Json mapping files are found in the mapping/ directory and are named mapping-<version>.json. Files containing diff-mappings for added or removed identifiers between versions must be named mapping-<from>to<to>.json and put into the mapping/diff/ directory.

Compact format

Compact files are always saved as NBT. ViaVersion uses its own ViaNBT as the NBT reader/writer. Compact files are found in the output/ directory and subdirectories.

Identifier files

Next to a standardized compact format for int id mappings, the full identifiers of some registries are also required. For this, we generate a list of all identifiers in the registry across all versions, so that their names only need to be stored once, as opposed to storing them again in every new version they are still in. Wherever needed, these identifiers are then referred to via their index in the global list.

Mapping files

Each mapping file contains a v int tag with the format version, currently being 1.

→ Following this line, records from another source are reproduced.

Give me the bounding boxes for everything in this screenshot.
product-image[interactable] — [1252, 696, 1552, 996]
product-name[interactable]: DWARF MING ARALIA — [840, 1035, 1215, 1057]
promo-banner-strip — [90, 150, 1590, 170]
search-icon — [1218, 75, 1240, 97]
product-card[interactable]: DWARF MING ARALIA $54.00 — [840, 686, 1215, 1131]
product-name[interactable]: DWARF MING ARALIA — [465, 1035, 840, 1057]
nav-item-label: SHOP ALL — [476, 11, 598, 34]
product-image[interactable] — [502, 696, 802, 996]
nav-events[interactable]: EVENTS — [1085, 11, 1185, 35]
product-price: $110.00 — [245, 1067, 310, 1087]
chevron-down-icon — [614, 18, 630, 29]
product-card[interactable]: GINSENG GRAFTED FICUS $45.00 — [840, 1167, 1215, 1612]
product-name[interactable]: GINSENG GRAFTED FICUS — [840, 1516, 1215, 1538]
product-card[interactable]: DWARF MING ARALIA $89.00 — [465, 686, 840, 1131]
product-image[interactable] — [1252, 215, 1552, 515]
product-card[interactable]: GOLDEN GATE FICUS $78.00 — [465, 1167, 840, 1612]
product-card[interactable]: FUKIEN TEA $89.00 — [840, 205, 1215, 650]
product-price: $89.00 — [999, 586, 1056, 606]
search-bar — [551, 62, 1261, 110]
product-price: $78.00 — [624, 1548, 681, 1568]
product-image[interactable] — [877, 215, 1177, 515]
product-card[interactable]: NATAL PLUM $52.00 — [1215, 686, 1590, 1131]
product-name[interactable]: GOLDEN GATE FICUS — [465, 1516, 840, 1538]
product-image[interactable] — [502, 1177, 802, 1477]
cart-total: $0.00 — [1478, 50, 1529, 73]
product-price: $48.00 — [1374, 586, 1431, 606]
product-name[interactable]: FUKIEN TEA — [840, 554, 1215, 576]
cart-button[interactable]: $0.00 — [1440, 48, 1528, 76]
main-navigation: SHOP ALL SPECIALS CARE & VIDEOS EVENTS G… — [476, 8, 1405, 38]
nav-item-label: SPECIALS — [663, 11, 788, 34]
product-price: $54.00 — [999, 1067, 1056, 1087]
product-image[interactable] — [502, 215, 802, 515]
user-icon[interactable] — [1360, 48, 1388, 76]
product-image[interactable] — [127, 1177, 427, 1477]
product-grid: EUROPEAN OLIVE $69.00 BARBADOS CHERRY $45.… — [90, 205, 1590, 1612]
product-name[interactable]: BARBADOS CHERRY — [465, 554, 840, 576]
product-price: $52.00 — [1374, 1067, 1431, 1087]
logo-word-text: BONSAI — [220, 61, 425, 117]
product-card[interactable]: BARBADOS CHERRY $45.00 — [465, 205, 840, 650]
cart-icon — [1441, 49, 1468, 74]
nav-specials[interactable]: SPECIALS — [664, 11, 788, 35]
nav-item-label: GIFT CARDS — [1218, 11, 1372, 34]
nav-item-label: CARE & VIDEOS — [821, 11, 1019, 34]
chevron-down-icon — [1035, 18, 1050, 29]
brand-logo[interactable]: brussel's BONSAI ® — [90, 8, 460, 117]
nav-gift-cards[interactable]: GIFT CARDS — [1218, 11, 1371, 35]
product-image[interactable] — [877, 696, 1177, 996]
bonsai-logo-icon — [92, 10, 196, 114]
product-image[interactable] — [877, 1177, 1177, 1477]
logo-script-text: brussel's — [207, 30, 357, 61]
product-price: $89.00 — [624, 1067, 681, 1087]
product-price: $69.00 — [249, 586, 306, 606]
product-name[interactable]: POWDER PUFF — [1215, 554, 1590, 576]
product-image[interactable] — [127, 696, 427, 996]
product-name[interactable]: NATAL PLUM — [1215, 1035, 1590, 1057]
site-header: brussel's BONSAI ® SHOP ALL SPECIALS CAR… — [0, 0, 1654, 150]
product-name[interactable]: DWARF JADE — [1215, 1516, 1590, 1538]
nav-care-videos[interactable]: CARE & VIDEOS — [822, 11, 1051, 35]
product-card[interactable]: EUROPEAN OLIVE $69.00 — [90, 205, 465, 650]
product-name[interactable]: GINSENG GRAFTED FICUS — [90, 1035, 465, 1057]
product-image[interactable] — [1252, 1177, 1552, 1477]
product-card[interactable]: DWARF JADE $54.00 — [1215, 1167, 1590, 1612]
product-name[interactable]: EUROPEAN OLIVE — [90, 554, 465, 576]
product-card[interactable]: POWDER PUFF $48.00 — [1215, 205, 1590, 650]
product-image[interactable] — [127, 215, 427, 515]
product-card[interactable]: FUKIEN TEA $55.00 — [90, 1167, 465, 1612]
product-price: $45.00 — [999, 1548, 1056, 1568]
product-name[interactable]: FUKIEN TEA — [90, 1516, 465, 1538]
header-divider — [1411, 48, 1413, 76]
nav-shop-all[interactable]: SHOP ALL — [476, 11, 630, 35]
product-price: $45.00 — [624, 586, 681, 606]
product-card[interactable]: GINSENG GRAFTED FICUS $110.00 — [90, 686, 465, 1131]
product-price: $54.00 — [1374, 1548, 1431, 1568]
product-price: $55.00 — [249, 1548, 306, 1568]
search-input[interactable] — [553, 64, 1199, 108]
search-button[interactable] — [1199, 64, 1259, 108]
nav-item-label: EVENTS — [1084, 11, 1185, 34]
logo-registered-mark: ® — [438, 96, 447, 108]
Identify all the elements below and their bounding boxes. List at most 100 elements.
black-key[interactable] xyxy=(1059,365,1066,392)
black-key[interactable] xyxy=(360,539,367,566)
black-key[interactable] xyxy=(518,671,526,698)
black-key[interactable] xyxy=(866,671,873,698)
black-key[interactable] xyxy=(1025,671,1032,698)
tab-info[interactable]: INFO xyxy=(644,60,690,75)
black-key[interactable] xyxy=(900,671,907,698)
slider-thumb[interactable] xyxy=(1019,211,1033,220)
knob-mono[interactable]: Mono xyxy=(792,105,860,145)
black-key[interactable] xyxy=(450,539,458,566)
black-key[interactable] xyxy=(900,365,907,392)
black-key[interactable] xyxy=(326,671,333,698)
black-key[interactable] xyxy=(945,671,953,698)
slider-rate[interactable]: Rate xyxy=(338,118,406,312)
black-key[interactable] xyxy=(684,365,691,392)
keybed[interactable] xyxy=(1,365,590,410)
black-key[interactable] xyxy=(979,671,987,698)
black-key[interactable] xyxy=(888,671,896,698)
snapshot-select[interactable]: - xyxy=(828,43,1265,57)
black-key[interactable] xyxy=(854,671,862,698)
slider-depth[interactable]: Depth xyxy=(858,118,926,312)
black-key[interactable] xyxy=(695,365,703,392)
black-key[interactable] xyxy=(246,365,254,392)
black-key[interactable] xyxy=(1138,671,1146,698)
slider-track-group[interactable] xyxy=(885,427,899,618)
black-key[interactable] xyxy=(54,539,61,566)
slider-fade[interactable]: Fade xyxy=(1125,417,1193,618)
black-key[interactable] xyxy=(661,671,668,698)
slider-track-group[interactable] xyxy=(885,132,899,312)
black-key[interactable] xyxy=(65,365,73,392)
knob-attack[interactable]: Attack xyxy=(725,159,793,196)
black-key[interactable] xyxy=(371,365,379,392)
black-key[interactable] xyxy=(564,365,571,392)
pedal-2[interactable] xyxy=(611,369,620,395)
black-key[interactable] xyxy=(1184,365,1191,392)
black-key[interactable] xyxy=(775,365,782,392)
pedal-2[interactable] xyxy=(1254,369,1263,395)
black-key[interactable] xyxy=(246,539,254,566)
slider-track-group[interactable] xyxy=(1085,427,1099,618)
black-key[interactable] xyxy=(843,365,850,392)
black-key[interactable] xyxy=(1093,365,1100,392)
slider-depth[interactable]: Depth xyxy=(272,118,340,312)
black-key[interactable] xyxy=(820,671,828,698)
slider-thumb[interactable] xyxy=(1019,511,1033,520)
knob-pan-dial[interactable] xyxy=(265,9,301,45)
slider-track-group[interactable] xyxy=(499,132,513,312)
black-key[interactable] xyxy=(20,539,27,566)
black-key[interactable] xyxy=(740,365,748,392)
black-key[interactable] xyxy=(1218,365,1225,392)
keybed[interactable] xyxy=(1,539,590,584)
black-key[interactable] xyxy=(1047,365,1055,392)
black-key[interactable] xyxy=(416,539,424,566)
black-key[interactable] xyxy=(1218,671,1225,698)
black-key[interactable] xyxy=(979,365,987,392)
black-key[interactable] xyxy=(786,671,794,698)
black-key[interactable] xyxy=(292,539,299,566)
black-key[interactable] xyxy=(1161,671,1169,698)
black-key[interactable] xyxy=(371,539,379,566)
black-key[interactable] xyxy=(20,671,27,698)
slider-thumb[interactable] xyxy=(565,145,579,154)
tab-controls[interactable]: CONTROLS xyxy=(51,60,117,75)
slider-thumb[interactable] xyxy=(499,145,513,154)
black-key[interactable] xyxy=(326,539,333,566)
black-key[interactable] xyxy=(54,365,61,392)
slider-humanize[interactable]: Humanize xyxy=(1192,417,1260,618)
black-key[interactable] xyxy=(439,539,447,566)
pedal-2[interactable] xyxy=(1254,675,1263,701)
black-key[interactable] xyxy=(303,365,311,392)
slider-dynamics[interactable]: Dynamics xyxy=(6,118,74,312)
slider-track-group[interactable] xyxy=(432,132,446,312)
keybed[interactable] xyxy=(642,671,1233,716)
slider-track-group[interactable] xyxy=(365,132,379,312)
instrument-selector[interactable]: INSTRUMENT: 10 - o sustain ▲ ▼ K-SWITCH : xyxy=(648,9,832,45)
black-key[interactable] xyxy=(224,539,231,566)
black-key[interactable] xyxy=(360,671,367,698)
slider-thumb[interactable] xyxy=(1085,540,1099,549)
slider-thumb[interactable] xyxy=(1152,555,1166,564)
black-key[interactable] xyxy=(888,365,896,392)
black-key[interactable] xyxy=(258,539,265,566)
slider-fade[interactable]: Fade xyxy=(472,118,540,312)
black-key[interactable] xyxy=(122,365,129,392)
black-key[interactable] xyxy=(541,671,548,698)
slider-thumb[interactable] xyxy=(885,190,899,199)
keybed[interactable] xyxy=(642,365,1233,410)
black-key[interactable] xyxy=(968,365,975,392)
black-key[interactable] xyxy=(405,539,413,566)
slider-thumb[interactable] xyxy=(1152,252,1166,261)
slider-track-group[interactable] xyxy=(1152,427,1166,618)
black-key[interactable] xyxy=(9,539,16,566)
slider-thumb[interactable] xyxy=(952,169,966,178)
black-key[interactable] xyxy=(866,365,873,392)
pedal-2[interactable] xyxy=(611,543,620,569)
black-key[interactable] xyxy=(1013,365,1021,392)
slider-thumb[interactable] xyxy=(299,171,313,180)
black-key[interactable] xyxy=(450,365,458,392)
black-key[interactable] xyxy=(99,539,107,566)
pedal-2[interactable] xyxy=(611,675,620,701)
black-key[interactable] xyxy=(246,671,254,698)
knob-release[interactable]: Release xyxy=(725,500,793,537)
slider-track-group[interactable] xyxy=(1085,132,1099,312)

In each mapping file, a number of extra objects may be contained, such as string→string mappings for sounds. Most other parts (including blockstates, blocks, items, blockentities, enchantments, paintings, entities, particles, argumenttypes, and statistics) are stored as compound tags, containing:

The rest of the content depends on the storage type, each resulting in vastly different storage sizes depending on the number and distribution of id changes, used to make the mapping files about as small as possible without sacrifing deserialization performance or making the formats too complex.

Direct value storage

The direct storage simply stores an array of ints exactly as they can be used in the protocol.

Shifted value storage

The shifted value storage stores two int arrays: One containing the unmapped ids that end a sequence of mapped ids. For an index i, all unmapped ids between at[i] + sequence (inclusive) and at[i + 1] (exclusive) are mapped to to[i] + sequence.

Changed value storage

The changed value storage stores two int arrays: One containing the changed unmapped ids, and one their corresponding mapped ids in a simple int→int mapping over the two arrays.

Identity storage

The identity storage signifies that every id between 0 and size is mapped to itself. This is sometimes used over simply leaving out the entry to make sure ids stay in bounds.

License

The Java and Python code is licensed under the GNU GPL v3 license. The files under mappings/ are free to copy, use, and expand upon in whatever way you like.